Irma Vlasac, Gregory Bormes, Elizabeth Do, Noah L. Fryou, Siena Gioia, Anne Kuan, Jennifer Lapan, David Oluwadara, the Pepper Team, Richa Saxena, Frank Scheer, Faraji Woodson, Jacqueline Lane*

Patient-centered Remote Clinical Study of Circadian Rhythm Disruption

I feel it is important to participate in the Women in Medicine and Science Symposium because there is power in community coming together to celebrate and lift up the research and work of other women across MassGeneralBrigham. There are many challenges to being a woman in STEM and academic research, therefore uniting and creating a network to bring attention to our research in invaluable. As a human genetics researcher focusing on rare diseases of the circadian system, I strongly believe in integrating diversity equity and inclusion into all parts of my research, the translational findings, and the team I support.

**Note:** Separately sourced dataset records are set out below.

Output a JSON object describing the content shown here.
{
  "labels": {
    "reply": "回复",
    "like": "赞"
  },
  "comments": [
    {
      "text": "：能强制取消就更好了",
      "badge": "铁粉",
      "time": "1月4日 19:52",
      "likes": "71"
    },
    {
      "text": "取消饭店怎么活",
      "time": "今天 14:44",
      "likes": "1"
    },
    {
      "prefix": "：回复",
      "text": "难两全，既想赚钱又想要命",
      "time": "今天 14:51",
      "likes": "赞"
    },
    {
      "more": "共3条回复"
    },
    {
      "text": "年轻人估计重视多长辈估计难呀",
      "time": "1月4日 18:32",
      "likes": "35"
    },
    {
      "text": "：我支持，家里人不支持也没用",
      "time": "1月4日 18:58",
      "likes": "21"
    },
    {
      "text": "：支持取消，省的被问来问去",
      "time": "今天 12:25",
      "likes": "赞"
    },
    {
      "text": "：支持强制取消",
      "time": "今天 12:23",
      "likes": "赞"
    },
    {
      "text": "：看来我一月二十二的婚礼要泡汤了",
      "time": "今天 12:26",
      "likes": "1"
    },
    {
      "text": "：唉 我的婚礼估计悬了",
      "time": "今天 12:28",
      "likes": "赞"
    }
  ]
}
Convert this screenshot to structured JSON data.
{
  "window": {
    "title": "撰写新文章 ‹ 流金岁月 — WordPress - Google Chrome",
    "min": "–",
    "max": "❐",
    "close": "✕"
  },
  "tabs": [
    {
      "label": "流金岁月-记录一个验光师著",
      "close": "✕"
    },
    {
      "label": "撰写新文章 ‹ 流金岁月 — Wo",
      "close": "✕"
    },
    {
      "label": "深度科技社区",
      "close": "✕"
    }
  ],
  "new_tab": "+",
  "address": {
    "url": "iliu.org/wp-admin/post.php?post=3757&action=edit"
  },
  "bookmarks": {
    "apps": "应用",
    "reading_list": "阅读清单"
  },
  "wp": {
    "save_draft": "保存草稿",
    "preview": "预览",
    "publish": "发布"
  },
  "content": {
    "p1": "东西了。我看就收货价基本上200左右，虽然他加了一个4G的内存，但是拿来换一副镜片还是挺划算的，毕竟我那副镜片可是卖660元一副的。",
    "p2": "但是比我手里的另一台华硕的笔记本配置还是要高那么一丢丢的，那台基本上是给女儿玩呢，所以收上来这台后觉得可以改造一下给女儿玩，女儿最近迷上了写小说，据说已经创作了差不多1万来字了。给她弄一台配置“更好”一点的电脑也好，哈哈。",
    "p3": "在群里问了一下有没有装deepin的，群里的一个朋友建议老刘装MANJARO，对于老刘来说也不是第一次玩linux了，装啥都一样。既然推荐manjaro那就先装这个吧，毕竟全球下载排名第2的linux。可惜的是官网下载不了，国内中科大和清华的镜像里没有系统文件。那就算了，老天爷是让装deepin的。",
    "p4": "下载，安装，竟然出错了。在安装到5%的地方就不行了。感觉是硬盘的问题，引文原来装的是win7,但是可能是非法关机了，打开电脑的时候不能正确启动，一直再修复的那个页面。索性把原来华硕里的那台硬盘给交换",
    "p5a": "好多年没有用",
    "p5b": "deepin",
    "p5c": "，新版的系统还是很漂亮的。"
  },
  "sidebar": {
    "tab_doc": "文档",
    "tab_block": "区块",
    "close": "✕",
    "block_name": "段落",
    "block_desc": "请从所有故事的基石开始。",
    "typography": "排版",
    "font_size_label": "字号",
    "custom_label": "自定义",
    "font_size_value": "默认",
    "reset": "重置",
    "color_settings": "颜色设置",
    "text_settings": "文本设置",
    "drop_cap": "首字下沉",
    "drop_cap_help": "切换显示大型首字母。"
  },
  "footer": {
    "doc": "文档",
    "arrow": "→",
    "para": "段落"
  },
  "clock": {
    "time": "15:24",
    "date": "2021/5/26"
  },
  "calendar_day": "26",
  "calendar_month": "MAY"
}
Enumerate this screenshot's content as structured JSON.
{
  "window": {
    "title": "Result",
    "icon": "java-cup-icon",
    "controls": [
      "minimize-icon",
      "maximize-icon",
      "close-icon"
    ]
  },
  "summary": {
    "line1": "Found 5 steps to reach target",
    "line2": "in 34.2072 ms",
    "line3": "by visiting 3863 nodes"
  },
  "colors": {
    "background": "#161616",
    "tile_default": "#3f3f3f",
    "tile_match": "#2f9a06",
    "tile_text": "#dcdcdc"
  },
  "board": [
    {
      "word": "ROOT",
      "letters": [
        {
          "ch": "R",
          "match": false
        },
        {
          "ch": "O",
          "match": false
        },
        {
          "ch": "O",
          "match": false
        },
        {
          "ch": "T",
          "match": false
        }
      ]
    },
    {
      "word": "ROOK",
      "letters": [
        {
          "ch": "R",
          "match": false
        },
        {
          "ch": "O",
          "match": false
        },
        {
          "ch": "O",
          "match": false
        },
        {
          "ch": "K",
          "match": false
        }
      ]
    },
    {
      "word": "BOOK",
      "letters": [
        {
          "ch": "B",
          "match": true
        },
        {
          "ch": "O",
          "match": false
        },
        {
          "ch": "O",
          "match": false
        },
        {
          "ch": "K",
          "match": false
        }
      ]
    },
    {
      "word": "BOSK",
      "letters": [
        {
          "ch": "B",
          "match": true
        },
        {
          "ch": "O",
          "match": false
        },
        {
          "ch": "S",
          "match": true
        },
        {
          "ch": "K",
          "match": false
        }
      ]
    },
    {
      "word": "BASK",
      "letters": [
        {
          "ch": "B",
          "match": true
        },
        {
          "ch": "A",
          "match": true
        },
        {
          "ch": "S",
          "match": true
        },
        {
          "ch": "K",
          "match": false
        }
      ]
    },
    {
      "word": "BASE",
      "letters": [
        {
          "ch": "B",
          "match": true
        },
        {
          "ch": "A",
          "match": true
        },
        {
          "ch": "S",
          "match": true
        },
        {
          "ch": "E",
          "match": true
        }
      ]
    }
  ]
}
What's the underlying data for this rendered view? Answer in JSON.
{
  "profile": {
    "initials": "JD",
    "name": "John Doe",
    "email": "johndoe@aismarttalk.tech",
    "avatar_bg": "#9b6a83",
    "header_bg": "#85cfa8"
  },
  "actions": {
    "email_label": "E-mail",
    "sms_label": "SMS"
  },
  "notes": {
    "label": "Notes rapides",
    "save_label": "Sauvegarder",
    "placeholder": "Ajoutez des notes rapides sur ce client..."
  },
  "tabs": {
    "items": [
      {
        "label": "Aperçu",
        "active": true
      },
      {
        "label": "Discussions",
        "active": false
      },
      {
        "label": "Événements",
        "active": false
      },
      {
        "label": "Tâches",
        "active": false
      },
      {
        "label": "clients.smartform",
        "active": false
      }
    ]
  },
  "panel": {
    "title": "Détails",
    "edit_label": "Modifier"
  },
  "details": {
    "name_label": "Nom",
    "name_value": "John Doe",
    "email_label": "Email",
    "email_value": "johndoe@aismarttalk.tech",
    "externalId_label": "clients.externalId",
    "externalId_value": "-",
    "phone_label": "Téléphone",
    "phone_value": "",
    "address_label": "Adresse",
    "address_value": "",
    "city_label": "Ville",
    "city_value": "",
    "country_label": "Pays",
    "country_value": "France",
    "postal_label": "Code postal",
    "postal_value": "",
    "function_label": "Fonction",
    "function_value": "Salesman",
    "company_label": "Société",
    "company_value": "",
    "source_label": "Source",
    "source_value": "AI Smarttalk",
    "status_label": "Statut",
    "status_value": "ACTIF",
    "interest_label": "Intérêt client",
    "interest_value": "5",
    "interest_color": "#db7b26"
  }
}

Circadian disruption occurs when your internal body clock is out of sync with your environment, increasing risk for cardiometabolic and psychiatric disorders. By studying circadian rhythm sleep-wake disorder (CRSWD) patients, we use extreme phenotypes to understand the genetic underpinnings of and treat disrupted circadian rhythms.


We surveyed 50 CRSWD patients to identify areas for improvement in research, diagnosis, and treatment. Concurrently, we conducted a remote, direct-to-participant study investigating the efficacy of at-home, self-directed dim-light melatonin onset (DLMO) collections to assess circadian disruption. We sent phenotyping kits to 11 individuals of varying chronotypes to complete two at-home DLMOs a week apart. 


Survey results indicate a need for more accessible diagnostics, home-based studies, and willingness to participate in home circadian phenotyping. Participants completed the at-home study with little staff intervention and high accuracy, determined by patient self-report and environmental monitors. We replicated previous findings of delayed circadian rhythm disorder patients, with and without delayed endogenous melatonin.


We implemented the first remote, self-directed circadian phenotyping study, addressing primary challenges of traditional circadian disruption measurement. Our findings will help establish a validated at-home dim-light melatonin assay that may be adapted to further research and clinical use in many disorders.